I offer a few thoughts (in no particular order!): Bailey did not aim to work with musical innocents in the ways that Cardew describes. He was much more interested (and increasingly so during his career) in working with what one might call "improvisational innocents"; that is, musicians of great accomplishment in fields often far removed from free improvisation. The process of developing a shared music (a process carried out in performance and via improvisation) could then become the focus of the music. One might cite Bailey's work with the pipa player Min Xiao-Fen, the Japanese duo the Ruins or the bass and drums team of Jamaaladeen Tacuma and Calvin Weston - not forgetting of course his Company Weeks, which were specifically designed for this purpose. Non-idiomatic improvisation, although a problematic term, is not as foolish as it seems at first glance. Bailey said in an interview with Jean Martin in 1996 that "you can see freely improvised music as being made up of an apparently endless variety of idiosyncratic players and groups. So many in fact, that it's simpler to think of the whole thing as non-idiomatic." The kind of situation referred to in the article (where "the circumvention of the obvious always takes a set of obvious routes" and "players have an uncanny knack of making most instruments, no matter how different, sound indistinguishable from one other") Bailey would fully have acknowledged as idiomatic, and would not have had any interest in engaging with as a player. This also qualifies the discovery of undertones of patronisation in Bailey's references to ethnic musics. I would submit that his references to "directness and dignity" could also have been applied to many other idiomatic improvisational traditions, such as flamenco or jazz. The point being that, as he notes in the introduction to his book, most improvisers do not separate out improvisation as such from other aspect of making music: rather they "'play flamenco' or 'play jazz'". For Bailey, a focus on improvisation as an end in itself was what characterized non-idiomatic improvisation. This is very different from claiming that it is the only activity where "real" improvisation occurs, a claim I do not think he ever made (though he did believe that there was "more of it", so to speak, in non-idiomatic than idiomatic playing).

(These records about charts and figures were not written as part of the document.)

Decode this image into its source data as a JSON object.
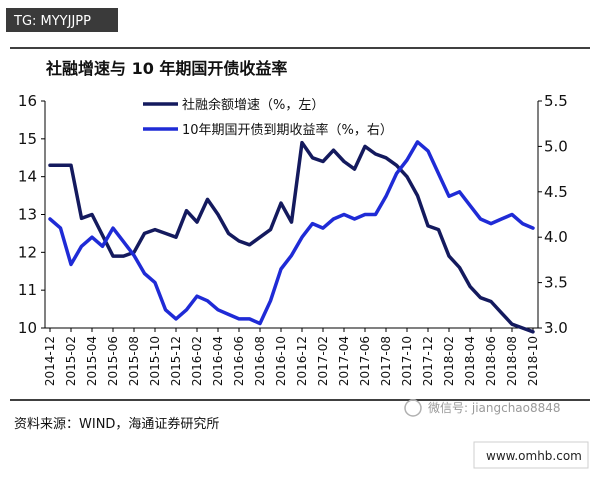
{
  "watermark_top": "TG: MYYJJPP",
  "watermark_bottom": "www.omhb.com",
  "wechat_watermark": "微信号: jiangchao8848",
  "source_note": "资料来源：WIND，海通证券研究所",
  "colors": {
    "series1": "#141a5e",
    "series2": "#1f2bd6",
    "axis": "#000000",
    "watermark_bg": "#3a3a3a"
  },
  "chart_data": {
    "type": "line",
    "title": "社融增速与 10 年期国开债收益率",
    "x_tick_labels": [
      "2014-12",
      "2015-02",
      "2015-04",
      "2015-06",
      "2015-08",
      "2015-10",
      "2015-12",
      "2016-02",
      "2016-04",
      "2016-06",
      "2016-08",
      "2016-10",
      "2016-12",
      "2017-02",
      "2017-04",
      "2017-06",
      "2017-08",
      "2017-10",
      "2017-12",
      "2018-02",
      "2018-04",
      "2018-06",
      "2018-08",
      "2018-10"
    ],
    "y_left": {
      "ticks": [
        "10",
        "11",
        "12",
        "13",
        "14",
        "15",
        "16"
      ],
      "ylim": [
        10,
        16
      ]
    },
    "y_right": {
      "ticks": [
        "3.0",
        "3.5",
        "4.0",
        "4.5",
        "5.0",
        "5.5"
      ],
      "ylim": [
        3.0,
        5.5
      ]
    },
    "legend_position": "top-center",
    "grid": false,
    "series": [
      {
        "name": "社融余额增速（%，左）",
        "axis": "left",
        "x": [
          0,
          0.5,
          1,
          1.5,
          2,
          3,
          3.5,
          4,
          4.5,
          5,
          5.5,
          6,
          6.5,
          7,
          7.5,
          8,
          8.5,
          9,
          9.5,
          10,
          10.5,
          11,
          11.5,
          12,
          12.5,
          13,
          13.5,
          14,
          14.5,
          15,
          15.5,
          16,
          16.5,
          17,
          17.5,
          18,
          18.5,
          19,
          19.5,
          20,
          20.5,
          21,
          21.5,
          22,
          22.5,
          23
        ],
        "values": [
          14.3,
          14.3,
          14.3,
          12.9,
          13.0,
          11.9,
          11.9,
          12.0,
          12.5,
          12.6,
          12.5,
          12.4,
          13.1,
          12.8,
          13.4,
          13.0,
          12.5,
          12.3,
          12.2,
          12.4,
          12.6,
          13.3,
          12.8,
          14.9,
          14.5,
          14.4,
          14.7,
          14.4,
          14.2,
          14.8,
          14.6,
          14.5,
          14.3,
          14.0,
          13.5,
          12.7,
          12.6,
          11.9,
          11.6,
          11.1,
          10.8,
          10.7,
          10.4,
          10.1,
          10.0,
          9.9
        ],
        "color": "#141a5e"
      },
      {
        "name": "10年期国开债到期收益率（%，右）",
        "axis": "right",
        "x": [
          0,
          0.5,
          1,
          1.5,
          2,
          2.5,
          3,
          3.5,
          4,
          4.5,
          5,
          5.5,
          6,
          6.5,
          7,
          7.5,
          8,
          8.5,
          9,
          9.5,
          10,
          10.5,
          11,
          11.5,
          12,
          12.5,
          13,
          13.5,
          14,
          14.5,
          15,
          15.5,
          16,
          16.5,
          17,
          17.5,
          18,
          18.5,
          19,
          19.5,
          20,
          20.5,
          21,
          21.5,
          22,
          22.5,
          23
        ],
        "values": [
          4.2,
          4.1,
          3.7,
          3.9,
          4.0,
          3.9,
          4.1,
          3.95,
          3.8,
          3.6,
          3.5,
          3.2,
          3.1,
          3.2,
          3.35,
          3.3,
          3.2,
          3.15,
          3.1,
          3.1,
          3.05,
          3.3,
          3.65,
          3.8,
          4.0,
          4.15,
          4.1,
          4.2,
          4.25,
          4.2,
          4.25,
          4.25,
          4.45,
          4.7,
          4.85,
          5.05,
          4.95,
          4.7,
          4.45,
          4.5,
          4.35,
          4.2,
          4.15,
          4.2,
          4.25,
          4.15,
          4.1
        ],
        "color": "#1f2bd6"
      }
    ]
  }
}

Bailey developed his own vocabulary scrupulously, paying great attention to the resources (including pitch) of his chosen instrument: while it might be the case that in many performances "a guitarist will rattle his house-keys or some other object round the rim of his guitar’s f-hole", that guitarist would not have been Derek Bailey! His description (admittedly logically dubious) of "a language that would be literally disjointed, whose constituents would be unconnected in any causal or grammatical way" importantly refers not to his goal for a group music but to the construction of his own personal resources. Bailey desired such an open language precisely to enable him to engage with all sorts of other musicians without prejuding the outcome. Of course this usually involved the absence of a regular beat, but that it did so, and that in relation to the historical development of jazz an improviser such as Tony Oxley could come to see the beat as a tyranny, does not at all have to imply a blanket dismissal of all music that employs a regular beat. In proof of which I shall now listen to Bailey's record with Tacuma and Weston, follow by a bit of the Fall!